Em tempos de obscurantismo e desgoverno em torno das políticas de combate a pandemia e suas consequências, a negação das comprovações do conhecimento científico tem elevado diariamente a taxa de infecção e mortes, muitas vezes de pessoas que insistiram em manter “a porta fechada” para as medidas preventivas e até mesmo para a letárgica vacinação. A arte em forma de música vem, de forma graciosa e sem esforço, nos lembrar de que é preciso olhar para as referências do passado e extrair aprendizados para o presente.

Na série duetos da coluna Diretoria Preta, Silvia Maria e Hasani Santos analisam a partir de duetos na música.

Em um passado não distante, doenças como a varíola, sarampo e tétano também tiraram a vida de milhares, assim como a poliomielite marcou com a deficiência, corpos de crianças antes da descoberta de uma vacina. Hábitos de higiene que aprendemos quando crianças, como a simples lavagem das mãos, a pandemia mostrou que permanecem negligenciados pela população no país. O genocídio do passado pode ser repetido como um ciclo perverso se não houver acesso universal à saúde e garantia do direito ao saneamento básico como premissas fundamentais para o combate dessa pandemia.

É importante em momentos terríveis como esse, saber que temos alguém para amar e estar próximo, mesmo que em pensamentos e memórias. Os dois últimos anos (2020 e 2021) têm sido terríveis em termos de perspectivas de um futuro mais ameno, perdemos amizades, familiares, colegas e amores que faziam parte de nosso dia a dia, mas é primordial não nos deixar sucumbir em meio a tamanha tragédia, porque é preciso assumir responsabilidades com quem vem depois, assim como pelos que se foram.

Para nós, a metáfora da canção de “deixar a porta aberta”, mesmo quando o contexto recomenda que “fiquemos em casa”, traz justamente a contradição que está na origem da palavra “crise”, ela pode ser um momento difícil, mas também de decisão e oportunidades. Nós sabemos que as oportunidades necessitam de portas abertas, como por exemplo um auxilio financeiro que não seja apenas, emergencial, mas sobretudo primordial e constitucional, tal como o disposto na Lei nº 10.835/2004 de autoria de Eduardo Suplicy, que instituiu a Renda Básica Universal, mas não é cumprida.

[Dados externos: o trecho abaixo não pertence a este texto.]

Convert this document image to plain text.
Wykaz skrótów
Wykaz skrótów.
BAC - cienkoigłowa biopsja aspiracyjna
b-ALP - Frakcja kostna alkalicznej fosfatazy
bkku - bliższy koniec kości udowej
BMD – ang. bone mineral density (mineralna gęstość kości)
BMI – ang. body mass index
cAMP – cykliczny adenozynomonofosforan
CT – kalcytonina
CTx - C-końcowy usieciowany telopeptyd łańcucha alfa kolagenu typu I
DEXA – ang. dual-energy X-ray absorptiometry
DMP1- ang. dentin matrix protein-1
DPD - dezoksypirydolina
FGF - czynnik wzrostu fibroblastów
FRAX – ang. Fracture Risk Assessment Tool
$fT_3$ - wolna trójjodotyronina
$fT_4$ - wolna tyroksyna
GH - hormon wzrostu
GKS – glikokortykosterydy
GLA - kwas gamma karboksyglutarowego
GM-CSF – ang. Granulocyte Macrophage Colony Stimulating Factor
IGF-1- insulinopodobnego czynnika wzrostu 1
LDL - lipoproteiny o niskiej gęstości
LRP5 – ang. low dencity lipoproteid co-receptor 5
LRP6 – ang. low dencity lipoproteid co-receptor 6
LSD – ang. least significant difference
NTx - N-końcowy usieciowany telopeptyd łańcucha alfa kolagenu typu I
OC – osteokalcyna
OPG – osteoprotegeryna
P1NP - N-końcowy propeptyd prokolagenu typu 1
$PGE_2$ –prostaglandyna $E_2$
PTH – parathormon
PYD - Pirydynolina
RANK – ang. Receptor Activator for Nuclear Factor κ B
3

A música durante séculos é nosso abrigo e nos mostra que não estamos sós, pois os sentimentos contidos nela nos unem, como diz a letra desta canção que nos inspirou: “That you feel the way I feel”. Próximos ou distantes, a certeza de que existe “alguém que também sente o que sentimos” nos acompanhará, como aconteceu conosco aqui em casa, em uma noite de verão de domingo.